POL, the native token of the Polygon ecosystem that underpins much of Polymarket’s infrastructure, traded near $0.091 with a market cap of roughly $972 million at the time of reporting.
Why Kalshi Could Face Similar Restrictions
Kalshi has not been formally blocked. The platform told Moneycontrol on May 22 that it had not received any shutdown or takedown order from the Indian government and was still in communication with authorities.
However, reports suggest MeitY may extend its enforcement to Kalshi. According to earlier Moneycontrol reporting, the ministry was already examining potential action against both Kalshi and Polymarket as early as April 2026, with IT Secretary S. Krishnan describing VPN enforcement as a “whack-a-mole” problem.
The regulatory overlap is significant. Both platforms allow users to trade on real-world event outcomes, and both fall under the PROG Act’s broad prohibition on real-money gaming. If India’s enforcement rationale applies to Polymarket, it applies equally to Kalshi, which has previously faced scrutiny from U.S. lawmakers over insider-trading concerns.
Despite MeitY’s warnings, a Bloomberg report syndicated through Moneycontrol said both Polymarket and Kalshi continued allowing Indian customers to sign up and trade after the ministry’s advisory. A May 7 Indian Premier League match between Lucknow Super Giants and Royal Challengers Bengaluru attracted $27.7 million in trading volume across the two platforms.
What the Move Means for Prediction Markets and Crypto Users
For users in India, the immediate effect is restricted access to Polymarket and, potentially, Kalshi. MeitY’s advisory puts VPN providers and payment intermediaries on notice, raising the compliance risk for anyone facilitating workarounds.
The stablecoin dimension is what sets this crackdown apart. By explicitly calling out USDC-to-rupee conversions, India is drawing a line between prediction-market enforcement and crypto platform oversight more broadly. That could have downstream effects on exchanges and on-ramp services operating in India.
The broader crypto market reflected a cautious mood. The Fear and Greed Index sat at 28, classified as “Fear,” while the global crypto market cap held near $2.6 trillion.
Market observers should watch for a formal MeitY blocking order naming Kalshi specifically.
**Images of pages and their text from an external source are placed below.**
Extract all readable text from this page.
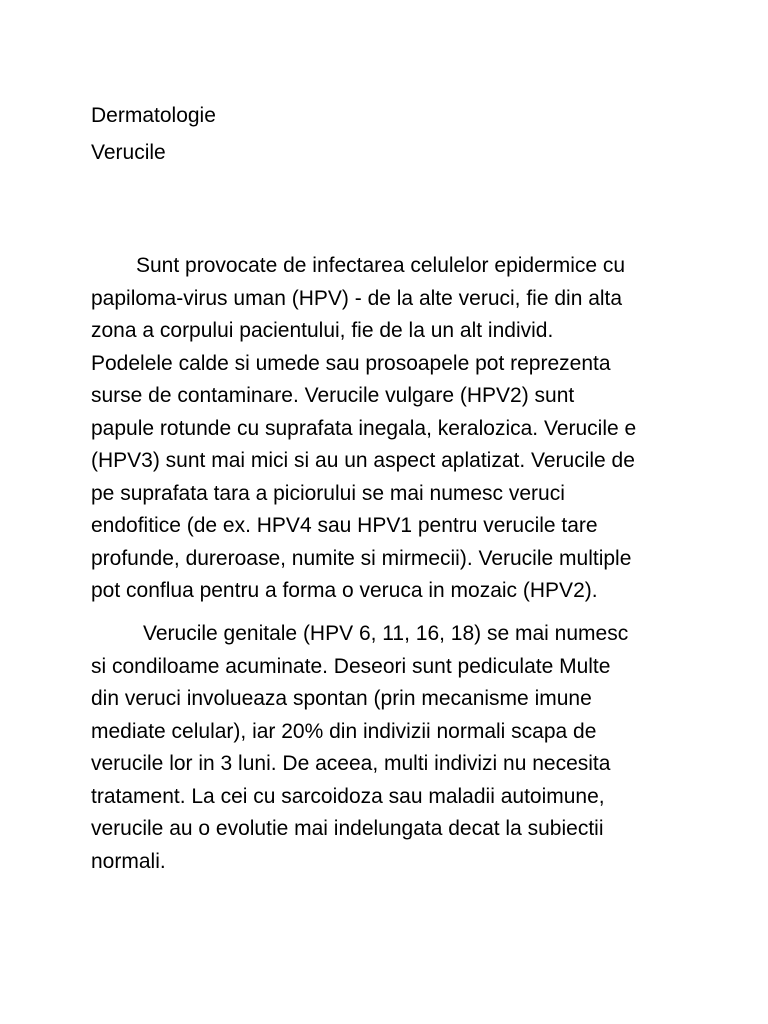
Dermatologie
Verucile
Sunt provocate de infectarea celulelor epidermice cu
papiloma-virus uman (HPV) - de la alte veruci, fie din alta
zona a corpului pacientului, fie de la un alt individ.
Podelele calde si umede sau prosoapele pot reprezenta
surse de contaminare. Verucile vulgare (HPV2) sunt
papule rotunde cu suprafata inegala, keralozica. Verucile e
(HPV3) sunt mai mici si au un aspect aplatizat. Verucile de
pe suprafata tara a piciorului se mai numesc veruci
endofitice (de ex. HPV4 sau HPV1 pentru verucile tare
profunde, dureroase, numite si mirmecii). Verucile multiple
pot conflua pentru a forma o veruca in mozaic (HPV2).
Verucile genitale (HPV 6, 11, 16, 18) se mai numesc
si condiloame acuminate. Deseori sunt pediculate Multe
din veruci involueaza spontan (prin mecanisme imune
mediate celular), iar 20% din indivizii normali scapa de
verucile lor in 3 luni. De aceea, multi indivizi nu necesita
tratament. La cei cu sarcoidoza sau maladii autoimune,
verucile au o evolutie mai indelungata decat la subiectii
normali.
No such document has surfaced publicly, and Kalshi’s statement that it remains in dialogue with Indian authorities leaves room for a negotiated outcome. Whether India can enforce these bans effectively, given Krishnan’s own admission about the difficulty of VPN enforcement, remains an open question with no clear timeline for resolution.
Disclaimer: This article is for informational purposes only and does not constitute financial or investment advice. Cryptocurrency and digital asset markets carry significant risk. Always do your own research before making decisions.